Все, что ему было нужно, так это ромашка, лютик и лохматый, точно шмель, луговой прострел, больше известный знахарям как сон-трава. И хотя на улице стояла зима, он отлично знал, где можно эти травки найти. Они ведь на каждой поляне растут! А то, что растет по полянам, в этом веке крестьяне имели привычку запасать.
На дворе дьяка Кошкина он бросил поводья подворнику, весело ему подмигнул и спросил:
– Где тут у боярина сеновал?
– Знамо где. Над хлевом. Бона, и дверца открыта.
– Отлично. Тогда я туда. И до заката попрошу не беспокоить!
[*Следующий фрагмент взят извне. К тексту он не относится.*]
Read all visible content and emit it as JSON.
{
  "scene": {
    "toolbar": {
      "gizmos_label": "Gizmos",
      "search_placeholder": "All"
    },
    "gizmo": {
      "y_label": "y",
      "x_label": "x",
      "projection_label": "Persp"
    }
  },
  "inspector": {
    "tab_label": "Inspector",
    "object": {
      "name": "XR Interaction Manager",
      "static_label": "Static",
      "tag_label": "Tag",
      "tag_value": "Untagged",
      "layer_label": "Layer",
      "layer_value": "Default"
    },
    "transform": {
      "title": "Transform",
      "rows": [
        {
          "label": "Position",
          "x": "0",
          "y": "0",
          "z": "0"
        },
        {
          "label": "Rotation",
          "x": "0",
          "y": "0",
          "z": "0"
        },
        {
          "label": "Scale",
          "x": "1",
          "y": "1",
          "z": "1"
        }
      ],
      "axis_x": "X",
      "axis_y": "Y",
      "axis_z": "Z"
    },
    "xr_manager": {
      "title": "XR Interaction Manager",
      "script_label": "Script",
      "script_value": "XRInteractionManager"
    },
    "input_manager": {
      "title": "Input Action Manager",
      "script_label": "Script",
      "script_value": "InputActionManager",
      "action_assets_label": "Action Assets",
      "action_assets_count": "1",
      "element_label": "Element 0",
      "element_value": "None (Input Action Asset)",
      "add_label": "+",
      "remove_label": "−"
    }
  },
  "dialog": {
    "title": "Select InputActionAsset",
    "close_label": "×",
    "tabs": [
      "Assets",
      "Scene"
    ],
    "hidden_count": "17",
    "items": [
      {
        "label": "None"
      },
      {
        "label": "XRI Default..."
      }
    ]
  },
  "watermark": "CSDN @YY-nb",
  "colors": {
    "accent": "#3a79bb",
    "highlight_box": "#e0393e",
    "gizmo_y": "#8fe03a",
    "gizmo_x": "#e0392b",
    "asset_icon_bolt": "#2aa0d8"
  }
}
Найти травку, приготовить отвар и накрепко его заговорить заняло у Зверева всего три часа. А еще два он потратил на то, чтобы найти на торгу маленькую серебряную фляжечку с изящной чеканкой на боку и притертой янтарной пробкой – не в бурдюке же княгине зелье отдавать! Теперь осталось только вручить колдовское снадобье по назначению, и за безопасность Людмилы он мог быть спокоен, пусть даже князь Шаховской застукает их обоих в постели. Хотя нет. Если застанет в постели… все равно мало не покажется.
Со сладкими мечтаниями о будущем он заснул – проснулся же от грубой встряски:
– Андрей Васильевич, поднимайся! Государь о возвращении твоем прослышал. Разгневался страшно, к себе зовет.
– Иван Юрьевич? – протер глаза князь. – А чего случилось, боярин?
– Говорю же тебе, гневен царь. Отчего – не сказывает. Доставить велел. Хорошо, не под стражей, а то я уж всякого намыслить успел… Да вставай же ты, государь ждет!
«Надо же, отравить еще не успел, а уже повязали…» – мелькнула в голове вовсе дурная мысль, и Зверев стал торопливо облачаться.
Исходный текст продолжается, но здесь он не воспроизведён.